Kapitel fünf beinhaltet eine zusammenfassende Diskussion der Ergebnisse getrennt nach Fragestellungen. Dies unterstützt die Leserinnen und Leser im Verständnisprozess, da hier noch einmal die zentralen Aussagen der Studie in knapper Form zusammengefasst dargestellt werden. Die Darstellungen der Ergebnisse münden in zentrale Empfehlungen, die sich nicht allein auf das Angebot und die Gestaltung von Fortbildungsveranstaltungen beziehen. Der Autorin gelingt es, durch die Berücksichtigung weitergehender Faktoren und Rahmenbedingungen Empfehlungen für eine nachhaltige Lehrerfortbildung auszusprechen.

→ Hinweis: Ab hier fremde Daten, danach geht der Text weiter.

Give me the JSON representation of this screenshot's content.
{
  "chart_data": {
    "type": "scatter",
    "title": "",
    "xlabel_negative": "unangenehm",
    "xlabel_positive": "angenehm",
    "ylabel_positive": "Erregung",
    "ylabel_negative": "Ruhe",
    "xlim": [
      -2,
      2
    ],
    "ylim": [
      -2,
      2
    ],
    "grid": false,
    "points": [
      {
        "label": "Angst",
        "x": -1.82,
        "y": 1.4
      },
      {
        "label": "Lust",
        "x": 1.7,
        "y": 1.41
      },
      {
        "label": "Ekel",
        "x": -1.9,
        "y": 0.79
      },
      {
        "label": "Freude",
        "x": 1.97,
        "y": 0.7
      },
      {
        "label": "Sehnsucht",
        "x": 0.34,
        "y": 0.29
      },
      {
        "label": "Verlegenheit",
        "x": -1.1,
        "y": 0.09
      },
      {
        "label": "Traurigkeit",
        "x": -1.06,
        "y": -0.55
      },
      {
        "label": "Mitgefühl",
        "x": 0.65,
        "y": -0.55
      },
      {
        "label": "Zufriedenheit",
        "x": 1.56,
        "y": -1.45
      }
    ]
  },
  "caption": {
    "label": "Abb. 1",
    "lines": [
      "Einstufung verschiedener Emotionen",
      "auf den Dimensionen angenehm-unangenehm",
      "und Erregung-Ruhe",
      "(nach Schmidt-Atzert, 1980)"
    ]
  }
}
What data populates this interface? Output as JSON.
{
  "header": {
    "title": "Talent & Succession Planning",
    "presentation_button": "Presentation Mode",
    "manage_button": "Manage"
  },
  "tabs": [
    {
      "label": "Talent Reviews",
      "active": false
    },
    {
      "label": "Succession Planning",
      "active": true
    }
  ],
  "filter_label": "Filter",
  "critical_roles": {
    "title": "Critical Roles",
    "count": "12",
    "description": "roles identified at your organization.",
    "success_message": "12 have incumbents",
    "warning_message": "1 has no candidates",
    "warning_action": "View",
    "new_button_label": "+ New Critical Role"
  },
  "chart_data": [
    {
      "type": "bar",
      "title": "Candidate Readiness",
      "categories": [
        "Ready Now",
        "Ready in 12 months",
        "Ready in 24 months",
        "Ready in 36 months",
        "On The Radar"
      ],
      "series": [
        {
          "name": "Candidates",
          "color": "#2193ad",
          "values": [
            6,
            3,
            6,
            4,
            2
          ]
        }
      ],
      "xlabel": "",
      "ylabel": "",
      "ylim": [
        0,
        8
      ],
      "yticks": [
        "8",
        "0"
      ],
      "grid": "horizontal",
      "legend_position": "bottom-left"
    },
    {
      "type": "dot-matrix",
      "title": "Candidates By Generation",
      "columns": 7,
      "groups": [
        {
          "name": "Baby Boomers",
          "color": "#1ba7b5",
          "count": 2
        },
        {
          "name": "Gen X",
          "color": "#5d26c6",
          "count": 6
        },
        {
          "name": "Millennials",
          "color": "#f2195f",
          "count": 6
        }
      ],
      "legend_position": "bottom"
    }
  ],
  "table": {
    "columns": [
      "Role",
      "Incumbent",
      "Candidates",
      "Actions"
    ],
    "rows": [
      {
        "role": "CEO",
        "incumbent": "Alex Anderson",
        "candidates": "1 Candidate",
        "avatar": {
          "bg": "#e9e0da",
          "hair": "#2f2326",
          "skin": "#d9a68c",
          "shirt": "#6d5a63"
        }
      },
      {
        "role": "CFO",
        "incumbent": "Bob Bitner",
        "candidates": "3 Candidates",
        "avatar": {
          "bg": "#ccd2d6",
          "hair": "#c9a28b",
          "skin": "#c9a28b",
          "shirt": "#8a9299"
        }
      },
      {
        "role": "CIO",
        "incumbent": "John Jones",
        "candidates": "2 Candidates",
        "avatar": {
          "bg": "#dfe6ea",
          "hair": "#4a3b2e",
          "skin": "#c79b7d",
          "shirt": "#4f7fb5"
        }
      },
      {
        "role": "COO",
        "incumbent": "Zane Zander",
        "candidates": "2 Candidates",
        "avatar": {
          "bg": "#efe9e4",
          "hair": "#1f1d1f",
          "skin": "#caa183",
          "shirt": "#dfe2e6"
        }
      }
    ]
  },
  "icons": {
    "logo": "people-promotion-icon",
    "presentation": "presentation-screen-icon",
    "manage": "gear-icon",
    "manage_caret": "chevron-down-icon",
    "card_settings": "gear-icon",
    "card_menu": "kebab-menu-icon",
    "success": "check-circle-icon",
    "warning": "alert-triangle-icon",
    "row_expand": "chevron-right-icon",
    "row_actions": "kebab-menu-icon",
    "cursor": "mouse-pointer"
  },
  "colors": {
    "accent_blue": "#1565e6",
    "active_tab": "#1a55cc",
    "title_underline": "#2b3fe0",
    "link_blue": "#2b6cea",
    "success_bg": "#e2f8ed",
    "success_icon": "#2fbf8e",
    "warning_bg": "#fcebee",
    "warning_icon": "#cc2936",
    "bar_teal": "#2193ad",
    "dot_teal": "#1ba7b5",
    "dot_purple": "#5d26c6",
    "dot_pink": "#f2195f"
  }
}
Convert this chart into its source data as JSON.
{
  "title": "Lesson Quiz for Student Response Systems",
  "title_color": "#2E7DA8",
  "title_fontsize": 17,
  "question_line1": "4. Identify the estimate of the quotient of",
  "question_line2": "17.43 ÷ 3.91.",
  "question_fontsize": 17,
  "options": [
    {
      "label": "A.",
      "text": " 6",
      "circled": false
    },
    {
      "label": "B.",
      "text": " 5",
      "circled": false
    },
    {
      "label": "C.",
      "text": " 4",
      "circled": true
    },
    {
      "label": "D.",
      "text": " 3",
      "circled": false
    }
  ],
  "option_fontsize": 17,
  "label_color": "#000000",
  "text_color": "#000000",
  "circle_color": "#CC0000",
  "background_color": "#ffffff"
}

In einer kritischen Reflexion der durchgeführten Studie am Ende der Forschungsarbeit werden insbesondere die Schwierigkeiten und Grenzen der Dokumentenanalyse thematisiert und aufgezeigt.
Bisherige Untersuchungen zur Lehrerfortbildung fanden vorrangig unter einer nachfrage- sowie teilnehmerorientierten Perspektive statt. Durch die Schwerpunktsetzung auf die Analyse des Angebotes von Fortbildungsveranstaltungen wird in der Arbeit von Andrea Riedinger eine andere Herangehensweise an das Themengebiet der Lehrerfortbildung aufgezeigt.
Insbesondere durch die Begrenzung auf die Schulform der beruflichen Schulen sind für diesen Bereich erstmals konkrete Aussagen und die Formulierung von Handlungsempfehlungen möglich. Auch wenn in der Arbeit das Lehrerfortbildungssystem von Baden-Württemberg im Mittelpunkt steht, so lassen sich aus den Ergebnissen der Untersuchung bundeslandübergreifend Gestaltungsempfehlungen für ein effektives und nachhaltig zu gestaltendes Lehrerfortbildungssystem generieren.